On Fri, 15 Apr 2022 at 12:45, Herbert Xu <herbert@...dor.apana.org.au> wrote:
>
> On Fri, Apr 15, 2022 at 12:22:27PM +0200, Ard Biesheuvel wrote:
> >
> > Subsequent objects are owned by the driver, and it is the
> > responsibility of the driver not to modify the fields while it is also
> > mapped for DMA (and we have had issues in the past where drivers
> > violated this rule). So as long as ARCH_KMALLOC_ALIGN guarantees
> > actual DMA minimum alignment for both the start and the end, we
> > shouldn't need any explicit padding at the end.
>
> I don't understand why this is guaranteed.  The driver context
> size is arbitrary so it could end in the middle of a cacheline.
> The slab allocator could well lay it out so that the next kmalloc
> object starts right after the end of the context, in which case
> they would share a cache-line.
>

If this is the case, things are already broken today.

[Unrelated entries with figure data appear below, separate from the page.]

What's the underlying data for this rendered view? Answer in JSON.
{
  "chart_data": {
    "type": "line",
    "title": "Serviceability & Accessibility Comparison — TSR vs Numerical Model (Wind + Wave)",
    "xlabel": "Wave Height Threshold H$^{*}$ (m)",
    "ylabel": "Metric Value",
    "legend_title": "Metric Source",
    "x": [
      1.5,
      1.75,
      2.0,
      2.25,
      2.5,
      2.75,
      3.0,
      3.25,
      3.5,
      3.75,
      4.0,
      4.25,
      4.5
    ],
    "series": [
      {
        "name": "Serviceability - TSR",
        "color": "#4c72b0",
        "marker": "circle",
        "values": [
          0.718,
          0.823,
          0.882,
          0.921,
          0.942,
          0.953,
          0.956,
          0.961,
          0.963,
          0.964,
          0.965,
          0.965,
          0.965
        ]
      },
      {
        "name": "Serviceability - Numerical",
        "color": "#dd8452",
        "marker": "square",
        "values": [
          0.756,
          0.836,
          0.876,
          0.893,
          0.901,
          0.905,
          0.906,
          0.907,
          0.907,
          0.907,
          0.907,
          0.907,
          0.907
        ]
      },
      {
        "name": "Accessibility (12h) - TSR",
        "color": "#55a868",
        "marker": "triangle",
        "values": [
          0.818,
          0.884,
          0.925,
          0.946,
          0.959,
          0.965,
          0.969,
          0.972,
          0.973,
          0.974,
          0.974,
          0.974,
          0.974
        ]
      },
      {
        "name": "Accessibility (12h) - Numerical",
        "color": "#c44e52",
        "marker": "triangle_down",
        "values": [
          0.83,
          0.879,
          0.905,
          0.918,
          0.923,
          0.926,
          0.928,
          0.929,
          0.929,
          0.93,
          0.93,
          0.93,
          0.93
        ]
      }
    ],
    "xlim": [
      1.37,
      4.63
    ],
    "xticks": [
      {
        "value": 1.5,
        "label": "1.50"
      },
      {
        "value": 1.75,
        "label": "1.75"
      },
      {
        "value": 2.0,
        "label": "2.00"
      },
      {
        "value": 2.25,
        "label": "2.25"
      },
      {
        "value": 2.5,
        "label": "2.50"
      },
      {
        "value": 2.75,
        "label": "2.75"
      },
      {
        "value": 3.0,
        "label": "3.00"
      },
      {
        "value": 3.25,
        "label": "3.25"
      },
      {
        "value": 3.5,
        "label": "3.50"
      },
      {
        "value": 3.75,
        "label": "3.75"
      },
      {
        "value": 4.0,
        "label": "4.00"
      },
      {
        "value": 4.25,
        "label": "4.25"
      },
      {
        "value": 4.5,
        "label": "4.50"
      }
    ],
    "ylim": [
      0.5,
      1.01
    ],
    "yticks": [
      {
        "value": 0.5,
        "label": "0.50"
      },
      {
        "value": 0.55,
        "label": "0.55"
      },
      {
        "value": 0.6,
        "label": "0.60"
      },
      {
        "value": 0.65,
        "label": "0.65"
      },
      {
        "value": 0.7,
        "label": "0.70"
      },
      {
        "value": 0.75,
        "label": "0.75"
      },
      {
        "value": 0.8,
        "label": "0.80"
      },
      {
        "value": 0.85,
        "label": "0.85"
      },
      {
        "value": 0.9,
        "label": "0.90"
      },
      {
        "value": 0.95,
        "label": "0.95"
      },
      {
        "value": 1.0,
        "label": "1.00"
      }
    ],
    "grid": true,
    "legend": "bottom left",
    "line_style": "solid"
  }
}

We never take
ARCH_DMA_MINALIGN into account when adding the driver ctx size to the
overall allocation size.

> The next kmalloc object could be (and in fact is likely to be)
> of the same type.
>
> Previously this wasn't possible because kmalloc guaranteed
> alignment.
>

Either it does or it doesn't. If kmalloc() guarantees the actual DMA
alignment at both ends, the situation you describe cannot occur, given
that the driver's slice of the request/TFM structure would be padded
up to actual DMA alignment, in spite of whether or not
ARCH_DMA_MINALIGN exceeds that. So it would never share a cacheline in
practice, even though they might live in the same 128 byte aligned
region on a system that has a minimum DMA alignment that is lower than
that.

If kmalloc() does not guarantee that the end of the buffer is aligned
to actual DMA alignment, things are already broken today.